Lingering over dinner. they reminisced over their last dive together. It was a crash recovery mission, June 6th, 2007 off the California coast. Tasked with recovering the black box from an F-16 Falcon downed in two thousand feet of water, they went down together, Briscoe in a hard-shell ADS, atmospheric diving suit, Cross in Dipsy, the mini-sub.
“I remember you carried me down in Dipsy’s arms, like a statue. I’ve never felt so claustrophobic in my life. Then when she released me on the bottom, I just wanted to crawl back into her arms. Then I got hung in wires; it was so black. So alone. My breathing air hissed, but I couldn’t breathe. I could see you through the viewport, but you weren’t there.” He began to tremble, tightly closing his eyes.
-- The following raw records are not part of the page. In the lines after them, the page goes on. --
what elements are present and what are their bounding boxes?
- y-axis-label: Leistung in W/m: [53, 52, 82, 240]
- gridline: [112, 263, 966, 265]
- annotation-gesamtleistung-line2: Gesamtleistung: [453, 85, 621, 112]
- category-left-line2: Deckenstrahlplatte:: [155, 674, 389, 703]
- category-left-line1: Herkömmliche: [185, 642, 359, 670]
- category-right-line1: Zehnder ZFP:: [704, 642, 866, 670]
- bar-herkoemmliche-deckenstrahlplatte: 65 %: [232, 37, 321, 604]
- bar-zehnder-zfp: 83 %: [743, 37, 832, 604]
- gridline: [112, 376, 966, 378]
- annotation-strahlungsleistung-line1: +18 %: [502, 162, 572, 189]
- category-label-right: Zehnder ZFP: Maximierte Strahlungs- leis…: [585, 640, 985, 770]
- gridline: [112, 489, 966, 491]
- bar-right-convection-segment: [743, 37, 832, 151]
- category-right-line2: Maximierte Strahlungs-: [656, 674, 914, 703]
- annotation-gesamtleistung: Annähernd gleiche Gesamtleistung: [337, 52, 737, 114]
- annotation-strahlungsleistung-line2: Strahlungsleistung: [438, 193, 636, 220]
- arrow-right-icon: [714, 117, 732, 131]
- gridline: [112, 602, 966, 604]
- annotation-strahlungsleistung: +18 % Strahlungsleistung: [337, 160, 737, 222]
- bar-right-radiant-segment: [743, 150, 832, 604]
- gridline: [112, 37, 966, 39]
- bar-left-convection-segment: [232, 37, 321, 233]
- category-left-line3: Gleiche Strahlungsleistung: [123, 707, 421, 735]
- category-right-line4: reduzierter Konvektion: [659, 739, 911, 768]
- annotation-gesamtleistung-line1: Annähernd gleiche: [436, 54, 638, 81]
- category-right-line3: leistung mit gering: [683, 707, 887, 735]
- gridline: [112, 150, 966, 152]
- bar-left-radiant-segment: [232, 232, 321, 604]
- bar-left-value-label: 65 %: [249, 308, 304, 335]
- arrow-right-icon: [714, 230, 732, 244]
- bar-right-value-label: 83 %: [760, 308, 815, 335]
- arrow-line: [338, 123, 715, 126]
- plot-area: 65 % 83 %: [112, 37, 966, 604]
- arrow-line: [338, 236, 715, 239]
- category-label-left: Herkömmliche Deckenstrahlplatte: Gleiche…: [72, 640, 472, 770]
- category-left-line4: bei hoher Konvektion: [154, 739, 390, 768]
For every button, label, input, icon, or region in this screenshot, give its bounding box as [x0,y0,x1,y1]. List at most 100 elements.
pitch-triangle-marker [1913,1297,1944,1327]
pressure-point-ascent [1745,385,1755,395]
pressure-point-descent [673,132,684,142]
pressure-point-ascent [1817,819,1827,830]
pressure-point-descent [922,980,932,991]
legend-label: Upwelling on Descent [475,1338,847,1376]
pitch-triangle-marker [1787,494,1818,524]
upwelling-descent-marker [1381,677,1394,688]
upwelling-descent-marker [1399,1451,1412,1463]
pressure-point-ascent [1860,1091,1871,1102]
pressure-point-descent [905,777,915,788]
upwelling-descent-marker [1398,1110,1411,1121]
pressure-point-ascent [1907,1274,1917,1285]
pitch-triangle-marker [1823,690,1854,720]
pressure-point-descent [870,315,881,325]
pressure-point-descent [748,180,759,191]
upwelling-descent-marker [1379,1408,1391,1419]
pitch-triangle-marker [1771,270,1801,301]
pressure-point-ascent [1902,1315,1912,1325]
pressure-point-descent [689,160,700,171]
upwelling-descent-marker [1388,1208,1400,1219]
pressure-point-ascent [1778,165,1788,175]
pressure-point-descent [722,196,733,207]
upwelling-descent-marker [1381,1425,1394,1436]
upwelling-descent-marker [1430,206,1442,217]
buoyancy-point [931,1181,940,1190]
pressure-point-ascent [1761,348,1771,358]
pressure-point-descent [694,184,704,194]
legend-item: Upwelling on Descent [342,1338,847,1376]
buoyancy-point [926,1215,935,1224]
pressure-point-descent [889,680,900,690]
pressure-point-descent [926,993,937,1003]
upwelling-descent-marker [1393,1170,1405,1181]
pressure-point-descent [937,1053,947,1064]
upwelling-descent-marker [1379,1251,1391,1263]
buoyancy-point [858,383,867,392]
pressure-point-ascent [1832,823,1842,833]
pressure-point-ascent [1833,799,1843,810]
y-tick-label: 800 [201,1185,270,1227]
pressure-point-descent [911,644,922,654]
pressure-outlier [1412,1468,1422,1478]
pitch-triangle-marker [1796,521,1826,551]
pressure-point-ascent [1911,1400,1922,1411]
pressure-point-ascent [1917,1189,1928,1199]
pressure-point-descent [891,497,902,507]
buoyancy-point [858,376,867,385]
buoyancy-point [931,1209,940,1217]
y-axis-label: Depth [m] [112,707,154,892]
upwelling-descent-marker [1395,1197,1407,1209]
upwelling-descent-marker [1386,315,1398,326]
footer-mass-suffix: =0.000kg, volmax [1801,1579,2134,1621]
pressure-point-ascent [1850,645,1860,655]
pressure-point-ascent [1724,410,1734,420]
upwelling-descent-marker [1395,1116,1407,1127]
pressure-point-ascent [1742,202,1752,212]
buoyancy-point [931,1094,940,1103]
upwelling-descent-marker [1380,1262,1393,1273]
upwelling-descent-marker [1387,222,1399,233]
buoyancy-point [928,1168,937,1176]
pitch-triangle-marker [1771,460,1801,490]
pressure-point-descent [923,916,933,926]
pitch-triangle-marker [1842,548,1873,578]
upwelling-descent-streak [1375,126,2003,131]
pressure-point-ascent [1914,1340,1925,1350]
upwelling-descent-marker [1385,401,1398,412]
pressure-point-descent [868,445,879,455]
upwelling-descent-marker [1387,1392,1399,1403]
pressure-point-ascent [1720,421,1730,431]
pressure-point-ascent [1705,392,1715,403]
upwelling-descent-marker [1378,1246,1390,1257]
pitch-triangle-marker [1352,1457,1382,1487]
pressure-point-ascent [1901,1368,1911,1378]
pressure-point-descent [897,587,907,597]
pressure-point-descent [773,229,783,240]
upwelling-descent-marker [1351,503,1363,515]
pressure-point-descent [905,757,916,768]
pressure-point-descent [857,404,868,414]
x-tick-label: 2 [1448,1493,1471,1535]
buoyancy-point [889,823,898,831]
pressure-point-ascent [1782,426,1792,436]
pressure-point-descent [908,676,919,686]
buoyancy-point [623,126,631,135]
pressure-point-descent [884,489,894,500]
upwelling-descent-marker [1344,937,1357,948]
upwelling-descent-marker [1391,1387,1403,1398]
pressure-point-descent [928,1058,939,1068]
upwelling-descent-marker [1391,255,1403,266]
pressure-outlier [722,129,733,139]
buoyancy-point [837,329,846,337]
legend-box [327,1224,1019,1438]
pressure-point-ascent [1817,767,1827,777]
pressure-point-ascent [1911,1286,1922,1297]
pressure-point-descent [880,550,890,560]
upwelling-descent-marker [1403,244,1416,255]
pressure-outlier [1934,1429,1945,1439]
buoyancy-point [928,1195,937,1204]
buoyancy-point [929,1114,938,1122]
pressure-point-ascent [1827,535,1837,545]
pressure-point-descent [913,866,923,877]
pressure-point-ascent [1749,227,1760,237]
“I never saw that, Chief. I saw a master diver, standing there in Dipsy’s floods, stepping dauntlessly through coral, mud and silt, into a broken, twisted fuselage. Wires and cables everywhere, you kept going until you found the box. I was never so happy as when I saw you cut it loose and hold it up. But then on your way back out, you got hung on that wiring harness, there must been hundreds of cables around you holding you down, and you signaled me for help. In a cold sweat, I approached you in Dipsy, careful not to ram you. You held that box like it was your baby. When I pulled the harness with the manipulators, you broke free. I thought I was going to lose you.” He choked up, reliving that moment.
“Hey,” Briscoe said, “don’t be so morose. We’re here, living our dream, getting ready to do it again. What could be better?”
Cross chuckled, slapped him on the shoulder, and said. “Yeah. But let’s do it right this time.”
“Well, we didn’t die did we?”
“No, but we’re going to do it righter. That was just too close,”
“Righter?” asked Briscoe, squinting.
“Yep. That’s how we’re going to do it. Now let’s hit the sack. We’ve got a long day ahead of us tomorrow.”
Ten minutes later, they were in their bunks, lights out. Cross lay there thinking, praying about tomorrow’s search. He had a feeling. It was good.